An $\mathbf{R}$-sequence is a sequence $(c_1,\ldots,c_n)$ of integers $c_i\geq -1$ such that $c_1+\cdots +c_n=0$ and for all $1\leq i \leq n$, $c_1+\ldots+c_i\geq 0$. For each $n\in \mathbb{N}$, determine the number of $\mathbf{R}$-sequences of length $n$.

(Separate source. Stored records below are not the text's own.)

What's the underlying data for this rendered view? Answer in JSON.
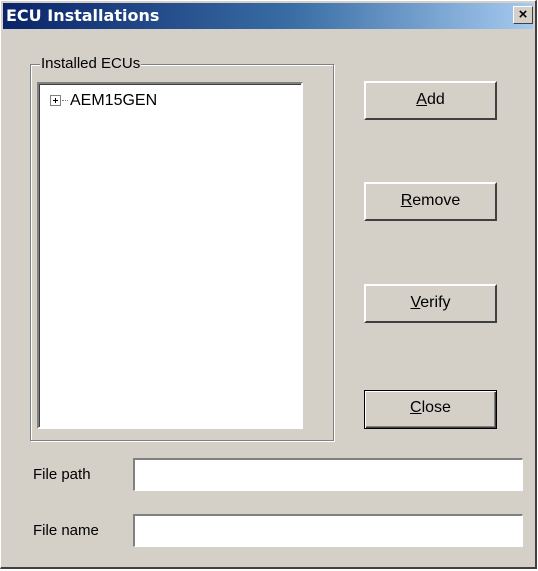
{
  "window": {
    "title": "ECU Installations",
    "close_glyph": "×"
  },
  "group": {
    "label": "Installed ECUs",
    "tree": {
      "items": [
        {
          "label": "AEM15GEN",
          "expanded": false
        }
      ]
    }
  },
  "buttons": {
    "add": {
      "mnemonic": "A",
      "rest": "dd"
    },
    "remove": {
      "mnemonic": "R",
      "rest": "emove"
    },
    "verify": {
      "mnemonic": "V",
      "rest": "erify"
    },
    "close": {
      "mnemonic": "C",
      "rest": "lose"
    }
  },
  "fields": {
    "file_path": {
      "label": "File path",
      "value": ""
    },
    "file_name": {
      "label": "File name",
      "value": ""
    }
  },
  "colors": {
    "face": "#d4d0c8",
    "title_start": "#0a246a",
    "title_end": "#a6caf0"
  }
}
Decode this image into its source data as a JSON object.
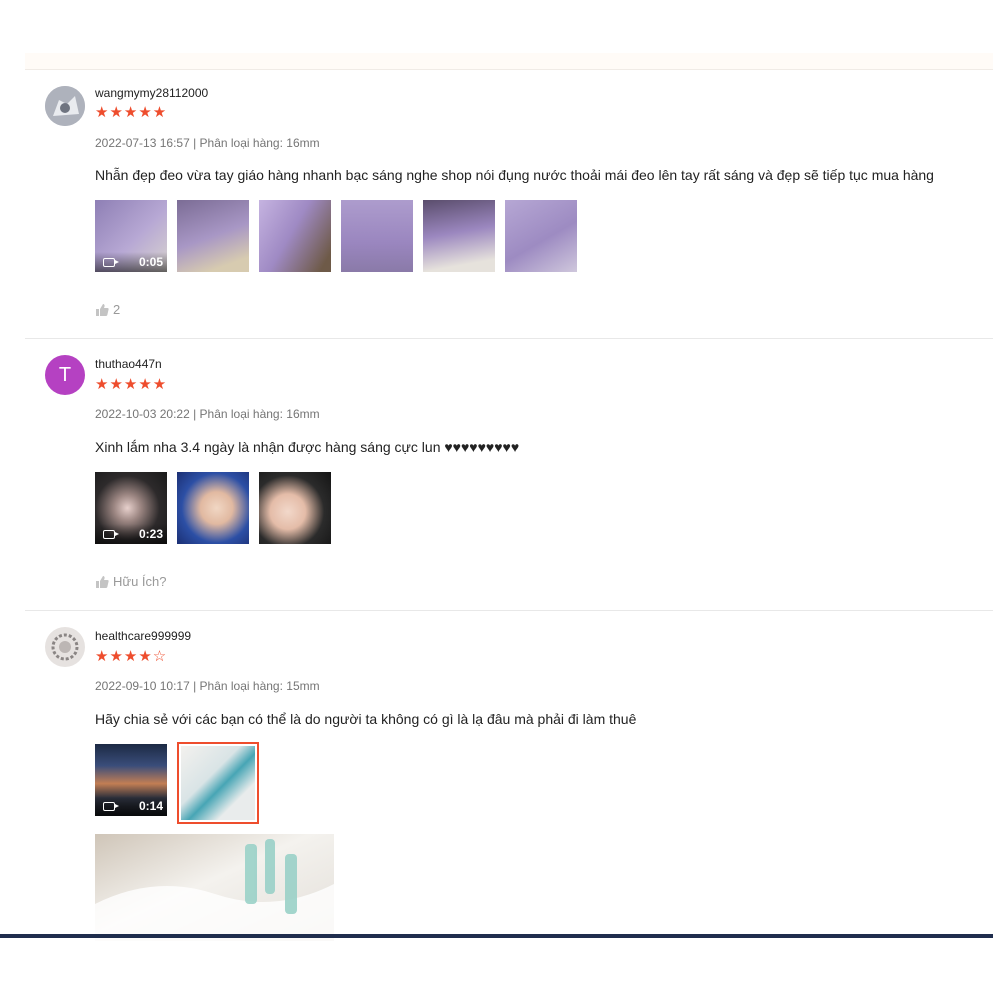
{
  "reviews": [
    {
      "username": "wangmymy28112000",
      "stars": "★★★★★",
      "rating": 5,
      "meta": "2022-07-13 16:57 | Phân loại hàng: 16mm",
      "comment": "Nhẫn đẹp đeo vừa tay giáo hàng nhanh bạc sáng nghe shop nói đụng nước thoải mái đeo lên tay rất sáng và đẹp sẽ tiếp tục mua hàng",
      "video_duration": "0:05",
      "like_label": "2"
    },
    {
      "username": "thuthao447n",
      "avatar_letter": "T",
      "stars": "★★★★★",
      "rating": 5,
      "meta": "2022-10-03 20:22 | Phân loại hàng: 16mm",
      "comment": "Xinh lắm nha 3.4 ngày là nhận được hàng sáng cực lun ♥♥♥♥♥♥♥♥♥",
      "video_duration": "0:23",
      "like_label": "Hữu Ích?"
    },
    {
      "username": "healthcare999999",
      "stars": "★★★★☆",
      "rating": 4,
      "meta": "2022-09-10 10:17 | Phân loại hàng: 15mm",
      "comment": "Hãy chia sẻ với các bạn có thể là do người ta không có gì là lạ đâu mà phải đi làm thuê",
      "video_duration": "0:14"
    }
  ],
  "colors": {
    "star": "#ee4d2d",
    "selected_border": "#ee4d2d",
    "avatar_letter_bg": "#b541c2"
  }
}
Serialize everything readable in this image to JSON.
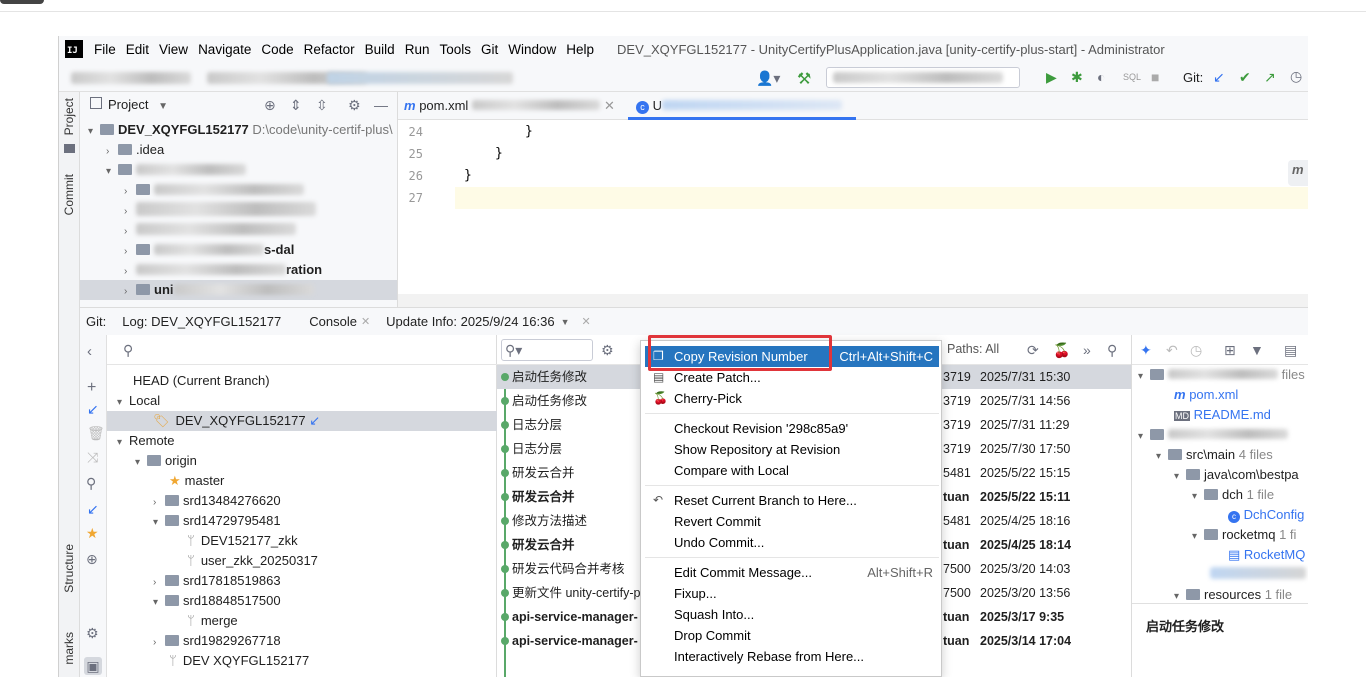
{
  "window": {
    "title": "DEV_XQYFGL152177 - UnityCertifyPlusApplication.java [unity-certify-plus-start] - Administrator"
  },
  "menu": [
    "File",
    "Edit",
    "View",
    "Navigate",
    "Code",
    "Refactor",
    "Build",
    "Run",
    "Tools",
    "Git",
    "Window",
    "Help"
  ],
  "toolbar": {
    "git_label": "Git:",
    "sql_label": "SQL"
  },
  "left_strip": {
    "project": "Project",
    "commit": "Commit",
    "structure": "Structure",
    "bookmarks": "marks"
  },
  "project": {
    "header": "Project",
    "root": "DEV_XQYFGL152177",
    "root_path": "D:\\code\\unity-certif-plus\\",
    "idea": ".idea",
    "dal": "s-dal",
    "integration": "ration",
    "unity": "uni"
  },
  "editor": {
    "tab1": "pom.xml",
    "tab2": "U",
    "lines": [
      "24",
      "25",
      "26",
      "27"
    ],
    "code": [
      "}",
      "}",
      "}",
      ""
    ]
  },
  "git": {
    "label": "Git:",
    "log_tab": "Log: DEV_XQYFGL152177",
    "console_tab": "Console",
    "update_tab": "Update Info: 2025/9/24 16:36",
    "paths": "Paths: All"
  },
  "branches": {
    "head": "HEAD (Current Branch)",
    "local": "Local",
    "current": "DEV_XQYFGL152177",
    "remote": "Remote",
    "origin": "origin",
    "items": [
      "master",
      "srd13484276620",
      "srd14729795481",
      "DEV152177_zkk",
      "user_zkk_20250317",
      "srd17818519863",
      "srd18848517500",
      "merge",
      "srd19829267718",
      "DEV XQYFGL152177"
    ]
  },
  "commits": [
    {
      "msg": "启动任务修改",
      "hash": "3719",
      "date": "2025/7/31 15:30",
      "bold": false
    },
    {
      "msg": "启动任务修改",
      "hash": "3719",
      "date": "2025/7/31 14:56",
      "bold": false
    },
    {
      "msg": "日志分层",
      "hash": "3719",
      "date": "2025/7/31 11:29",
      "bold": false
    },
    {
      "msg": "日志分层",
      "hash": "3719",
      "date": "2025/7/30 17:50",
      "bold": false
    },
    {
      "msg": "研发云合并",
      "hash": "5481",
      "date": "2025/5/22 15:15",
      "bold": false
    },
    {
      "msg": "研发云合并",
      "hash": "tuan",
      "date": "2025/5/22 15:11",
      "bold": true
    },
    {
      "msg": "修改方法描述",
      "hash": "5481",
      "date": "2025/4/25 18:16",
      "bold": false
    },
    {
      "msg": "研发云合并",
      "hash": "tuan",
      "date": "2025/4/25 18:14",
      "bold": true
    },
    {
      "msg": "研发云代码合并考核",
      "hash": "7500",
      "date": "2025/3/20 14:03",
      "bold": false
    },
    {
      "msg": "更新文件 unity-certify-p",
      "hash": "7500",
      "date": "2025/3/20 13:56",
      "bold": false
    },
    {
      "msg": "api-service-manager-",
      "hash": "tuan",
      "date": "2025/3/17 9:35",
      "bold": true
    },
    {
      "msg": "api-service-manager-",
      "hash": "tuan",
      "date": "2025/3/14 17:04",
      "bold": true
    }
  ],
  "context_menu": {
    "copy": "Copy Revision Number",
    "copy_sc": "Ctrl+Alt+Shift+C",
    "patch": "Create Patch...",
    "cherry": "Cherry-Pick",
    "checkout": "Checkout Revision '298c85a9'",
    "show_repo": "Show Repository at Revision",
    "compare": "Compare with Local",
    "reset": "Reset Current Branch to Here...",
    "revert": "Revert Commit",
    "undo": "Undo Commit...",
    "edit_msg": "Edit Commit Message...",
    "edit_sc": "Alt+Shift+R",
    "fixup": "Fixup...",
    "squash": "Squash Into...",
    "drop": "Drop Commit",
    "rebase": "Interactively Rebase from Here..."
  },
  "changes": {
    "files_label": "files",
    "pom": "pom.xml",
    "readme": "README.md",
    "src_main": "src\\main",
    "src_count": "4 files",
    "java_path": "java\\com\\bestpa",
    "dch": "dch",
    "dch_count": "1 file",
    "dch_cfg": "DchConfig",
    "rocketmq": "rocketmq",
    "rocket_count": "1 fi",
    "rocket_file": "RocketMQ",
    "resources": "resources",
    "res_count": "1 file",
    "commit_msg": "启动任务修改"
  }
}
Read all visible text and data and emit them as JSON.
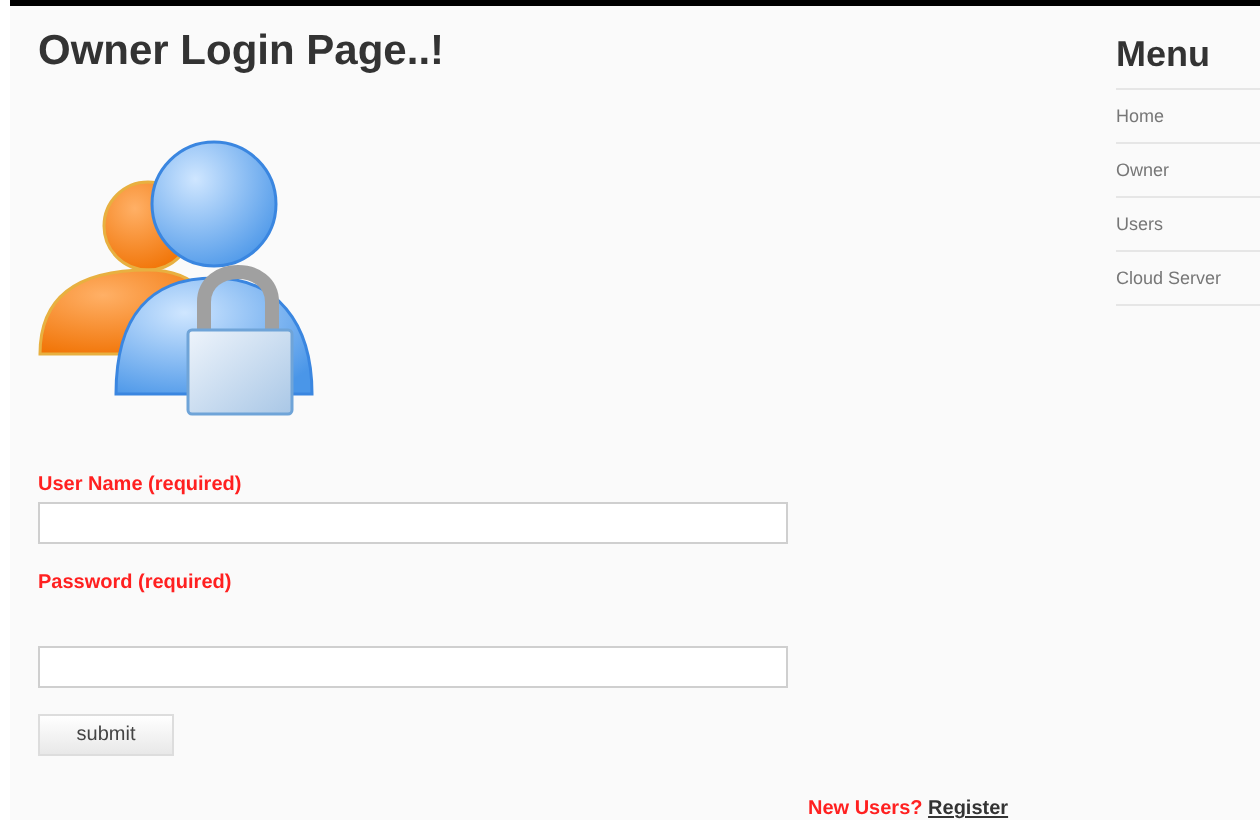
{
  "page_title": "Owner Login Page..!",
  "menu": {
    "title": "Menu",
    "items": [
      {
        "label": "Home"
      },
      {
        "label": "Owner"
      },
      {
        "label": "Users"
      },
      {
        "label": "Cloud Server"
      }
    ]
  },
  "form": {
    "fields": [
      {
        "label": "User Name (required)",
        "kind": "text"
      },
      {
        "label": "Password (required)",
        "kind": "password"
      }
    ],
    "submit": "submit",
    "register_prompt": "New Users?",
    "register_link": "Register"
  }
}
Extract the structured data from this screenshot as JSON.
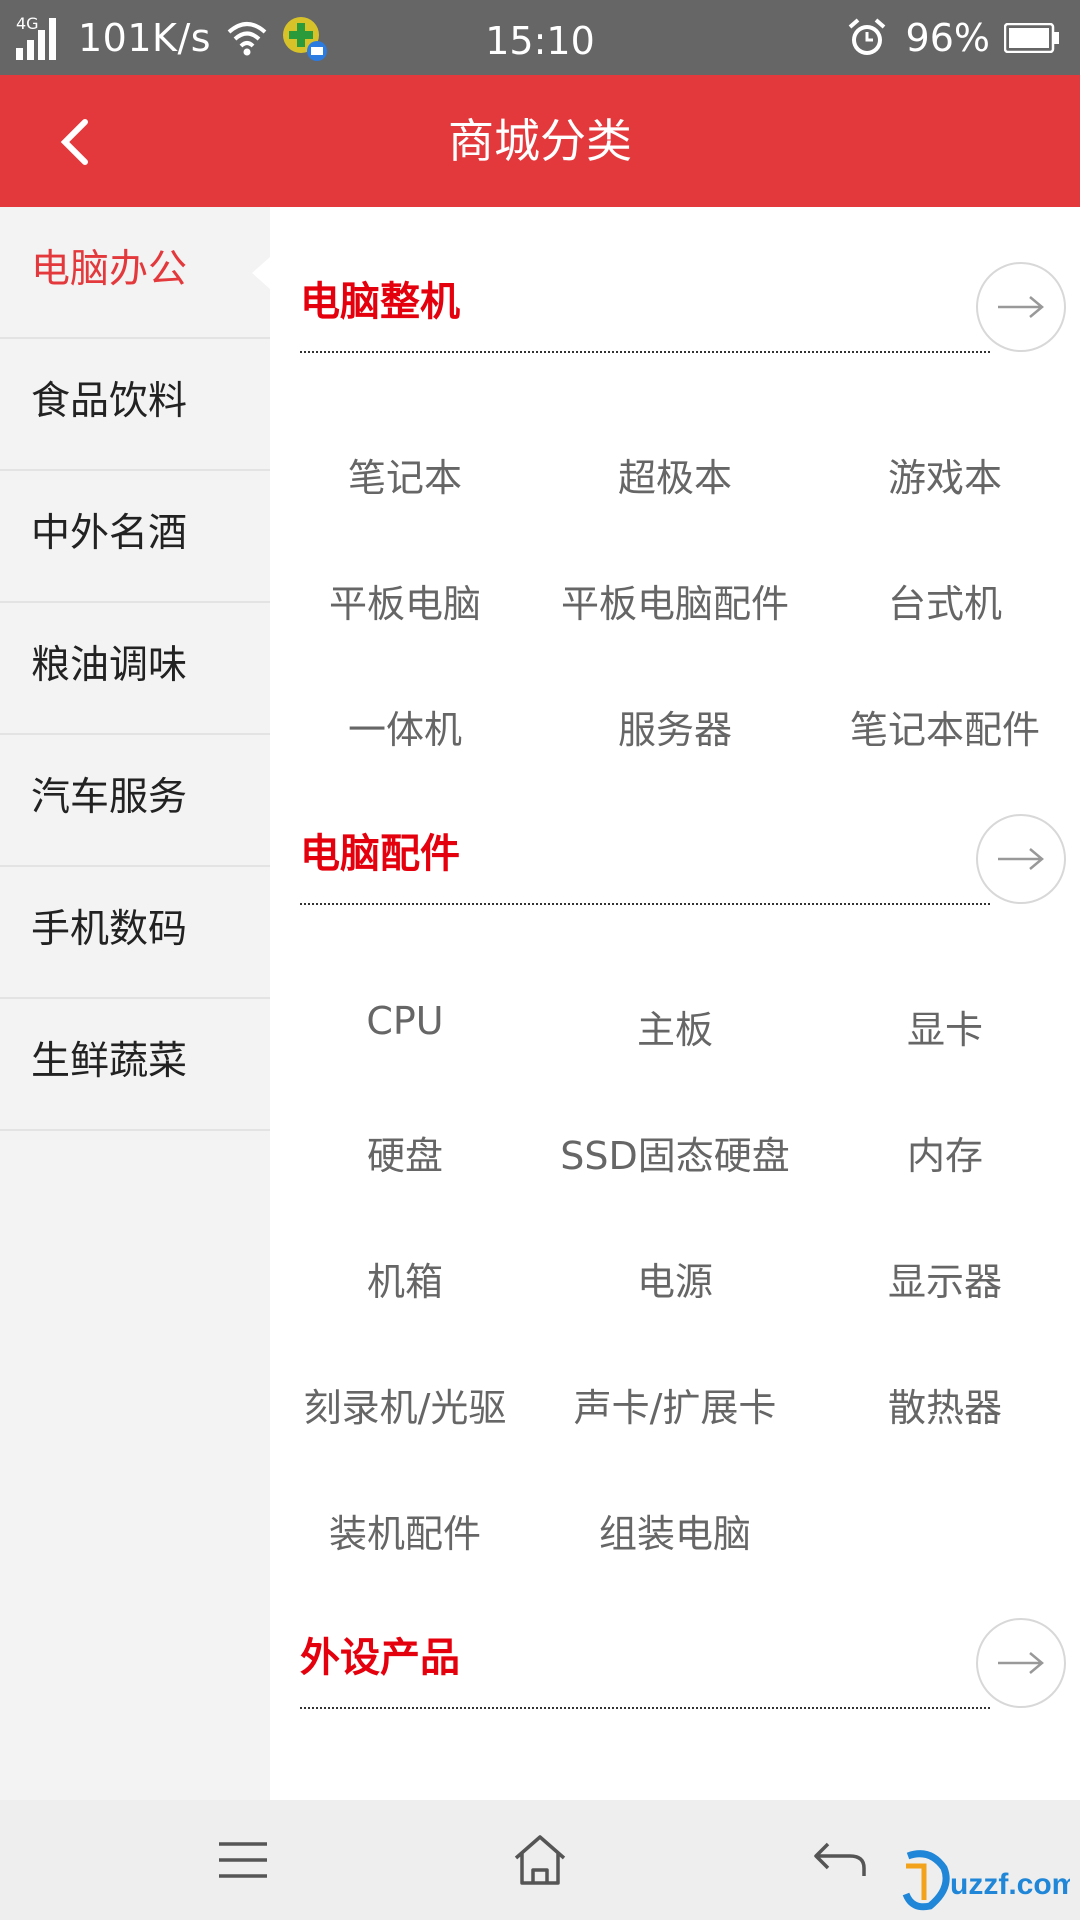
{
  "status_bar": {
    "network_type": "4G",
    "speed": "101K/s",
    "time": "15:10",
    "battery": "96%",
    "icons": [
      "signal-icon",
      "wifi-icon",
      "app-notification-icon",
      "alarm-icon",
      "battery-icon"
    ]
  },
  "header": {
    "title": "商城分类",
    "back_icon": "chevron-left-icon",
    "background": "#e4393c"
  },
  "sidebar": {
    "active_index": 0,
    "items": [
      {
        "label": "电脑办公"
      },
      {
        "label": "食品饮料"
      },
      {
        "label": "中外名酒"
      },
      {
        "label": "粮油调味"
      },
      {
        "label": "汽车服务"
      },
      {
        "label": "手机数码"
      },
      {
        "label": "生鲜蔬菜"
      }
    ]
  },
  "sections": [
    {
      "title": "电脑整机",
      "items": [
        "笔记本",
        "超极本",
        "游戏本",
        "平板电脑",
        "平板电脑配件",
        "台式机",
        "一体机",
        "服务器",
        "笔记本配件"
      ]
    },
    {
      "title": "电脑配件",
      "items": [
        "CPU",
        "主板",
        "显卡",
        "硬盘",
        "SSD固态硬盘",
        "内存",
        "机箱",
        "电源",
        "显示器",
        "刻录机/光驱",
        "声卡/扩展卡",
        "散热器",
        "装机配件",
        "组装电脑"
      ]
    },
    {
      "title": "外设产品",
      "items": []
    }
  ],
  "colors": {
    "accent": "#e4393c",
    "section_title": "#e4000c",
    "item_text": "#666666"
  },
  "nav_bar": {
    "icons": [
      "menu-icon",
      "home-icon",
      "back-arrow-icon"
    ],
    "watermark_text": "uzzf.com"
  }
}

An approach I have been considering is to compute the number of $\mathbf{R}$-sequences by constructing a surjective function $f:\mathcal{M}\rightarrow\mathbf{R}$, where $\mathcal{M}$ is the set of Motzkin paths (2D lattice paths that start at $(0,0)$ with NE,E,SE steps, ending at $(n,0)$ and never going below the $x$-axis) and determining the size of the pre-image $|f^{-1}(R)|$ for each $R\in \mathbf{R}$. Indeed, given a Motzkin path $\mathcal{P}$, for each strictly rising NE-subsequence $r_1,\ldots,r_\ell$ of $\mathcal{P}$ there are $comp(\ell)=2^{\ell-1}$ ways to construct that corresponding segment of the corresponding $\mathbf{R}$-sequence. So if $\mathcal{P}$ has $k$ rising NE-subsequences each with length $\ell_k$, there are $$\frac{2^{\sum_i^k \ell_i}}{2^k},$$ possible $\mathbf{R}$-sequences. So we have reduced the problem to determining the number and length of each of such rising subsequences in the set of Motzkin paths. For completeness, the generating function for class of Motzkin paths is given by $$M(x)=\sum_{n=0}^\infty \sum_{k=0}^{\lfloor n/2\rfloor}\binom{n}{2k}\frac{1}{k+1}\binom{2k}{n}x^n,$$ where $$m_{n,k}=\sum_{k=0}^{\lfloor n/2\rfloor}\binom{n}{2k}\frac{1}{k+1}\binom{2k}{n},$$ is the number of Motzkin paths of length $n$ with $k$ NE-upsteps.
Looking for any insights into making this work, or another valid approach to counting these objects.